Зубейда решила, что милиционер Сафар ее не приметил, но у милиционера Сафара глаза были зоркие, он узнал ее и увидел, что она с корзиной, поэтому он совсем не удивился, когда женщина поспешила перейти на другую тропинку. «Шайтан ее забери, горбатого могила исправит». Это суждение по поводу тунеядки Зубейды в последнее время утвердилось в голове милиционера Сафара, после того как он отчаялся, то есть исчерпал все доводы, призывая Зубейду к общественно полезному труду.
Конечно, Зубейда не знала, что милиционер Сафар, помянув в эту минуту шайтана, счел ее горбатой, которую может исправить только могила (если бы она знала, то снова под каким-нибудь предлогом поцапалась бы с женой милиционера Сафара Зубейдой, – у этого мямли, сына мямли, жену тоже звали Зубейдой, – в общей бане затеяла бы такой скандал с воплями и рукоприкладством, что женщины только с большим трудом растащили бы их!), но ей хватило и происшествия в привокзальном саду, она уже и так была раздражена, и раздражение ее не уменьшалось после того, как она пришла к себе домой.
Вот такие дела.
Да и кто такой этот милиционер Сафар, чтобы из-за него делать такой крюк? Вот уж кто горемыка-то, сын горемыки, шесть взрослых дочерей, и все шесть дома, на шее у него сидят, – как только жилы не лопаются, а когда шапку снимает, на плешивого соловья похож – ни одного волоска на голове, ну, да ладно, хватит, есть у него жена-стерва, пусть она и думает о своем муже.

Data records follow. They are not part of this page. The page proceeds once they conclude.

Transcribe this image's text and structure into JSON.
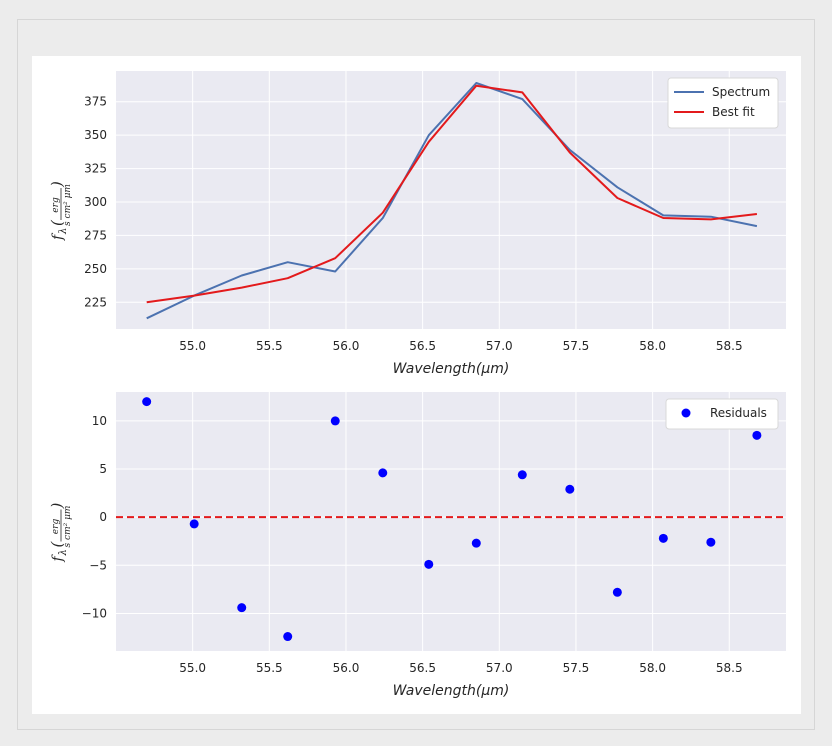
{
  "chart_data": [
    {
      "type": "line",
      "x": [
        54.7,
        55.01,
        55.32,
        55.62,
        55.93,
        56.24,
        56.54,
        56.85,
        57.15,
        57.46,
        57.77,
        58.07,
        58.38,
        58.68
      ],
      "series": [
        {
          "name": "Spectrum",
          "color": "#4c72b0",
          "values": [
            213,
            230,
            245,
            255,
            248,
            288,
            350,
            389,
            377,
            339,
            311,
            290,
            289,
            282
          ]
        },
        {
          "name": "Best fit",
          "color": "#e31a1c",
          "values": [
            225,
            230,
            236,
            243,
            258,
            292,
            345,
            387,
            382,
            337,
            303,
            288,
            287,
            291
          ]
        }
      ],
      "xlabel": "Wavelength(μm)",
      "ylabel": "f_λ (erg / s cm² μm)",
      "xlim": [
        54.5,
        58.87
      ],
      "ylim": [
        205,
        398
      ],
      "xticks": [
        55.0,
        55.5,
        56.0,
        56.5,
        57.0,
        57.5,
        58.0,
        58.5
      ],
      "yticks": [
        225,
        250,
        275,
        300,
        325,
        350,
        375
      ],
      "grid": true,
      "legend": "top-right"
    },
    {
      "type": "scatter",
      "x": [
        54.7,
        55.01,
        55.32,
        55.62,
        55.93,
        56.24,
        56.54,
        56.85,
        57.15,
        57.46,
        57.77,
        58.07,
        58.38,
        58.68
      ],
      "series": [
        {
          "name": "Residuals",
          "color": "#0000ff",
          "values": [
            12.0,
            -0.7,
            -9.4,
            -12.4,
            10.0,
            4.6,
            -4.9,
            -2.7,
            4.4,
            2.9,
            -7.8,
            -2.2,
            -2.6,
            8.5
          ]
        }
      ],
      "reference_line": {
        "y": 0,
        "color": "#e31a1c",
        "style": "dashed"
      },
      "xlabel": "Wavelength(μm)",
      "ylabel": "f_λ (erg / s cm² μm)",
      "xlim": [
        54.5,
        58.87
      ],
      "ylim": [
        -13.9,
        13.0
      ],
      "xticks": [
        55.0,
        55.5,
        56.0,
        56.5,
        57.0,
        57.5,
        58.0,
        58.5
      ],
      "yticks": [
        -10,
        -5,
        0,
        5,
        10
      ],
      "grid": true,
      "legend": "top-right"
    }
  ],
  "ylabel_parts": {
    "f": "f",
    "sub": "λ",
    "num": "erg",
    "den": "s cm² μm"
  },
  "style": {
    "plot_bg": "#eaeaf2",
    "grid_color": "#ffffff"
  }
}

Правда, однажды, прямо вот этой весной, перед Новрузом, милиционер Сафар подошел к ней на базаре и сказал такие немногие слова, что уже три месяца, как они частенько ей вспоминаются, а все слова, которые милиционер Сафар говорил ей по меньшей мере уже тридцать лет, – совершенное ничто перед этими немногими словами.
В тот день Зубейда взяла у своей старой подруги шафран-сарыкек, джире, зенджефил[50], разные порошки для окраски яиц и подалась на базар; заметив милиционера Сафара, собрала свои вещички, пошла на другой конец базара, но через малое время милиционер Сафар опять оказался тут как тут, подошел совсем близко к Зубейде, и Зубейда подумала, что милиционер Сафар снова, как и несколько лет назад, отведет ее в отделение милиции, но милиционер Сафар не повел ее в отделение, он посмотрел на ярко-красные, выкрашенные хной волосы женщины, на морщины вокруг черных, в молодости удивительно красивых, а теперь уменьшившихся, слезящихся глаз, посмотрел на ее отечное лицо, рыхлый подбородок – вот что делает с людьми время (как ни странно, под этим взглядом и Зубейда тоже вдруг вспомнила свою молодость).
– Ты сожгла себя под тем казаном, в котором ничего не варится…
Произнес милиционер Сафар эти слова и ушел.
В тот день Зубейда сильно расстроилась. Пожалуй, больше, чем в этот.
Пропади они все пропадом – и этот несчастный, и его жена, и Абдулла-киши со своими вениками, и эта противная Агабаджи, и ее сын Агагюль, недоносок из недоносков!
В общем, пришла она к себе домой.
Этот дом, этот двор, в который люди заходили только в том случае, если нужно что-нибудь купить, продать, найти, поменять, стоял на краю села рядом с невысокой скальной грядой, и от этих скал до моря было по песку всего метров сто пятьдесят – двести. И летом и зимой слушала Зубейда голос моря. Когда она уезжала в Баку или куда-нибудь еще, конечно, она скучала и по этому песку, и по этим скалам, и по лозам во дворе, и по своим абрикосовым, айвовым, гранатовым, инжировым деревьям скучала, но прежде всего, больше всего она скучала по голосу моря.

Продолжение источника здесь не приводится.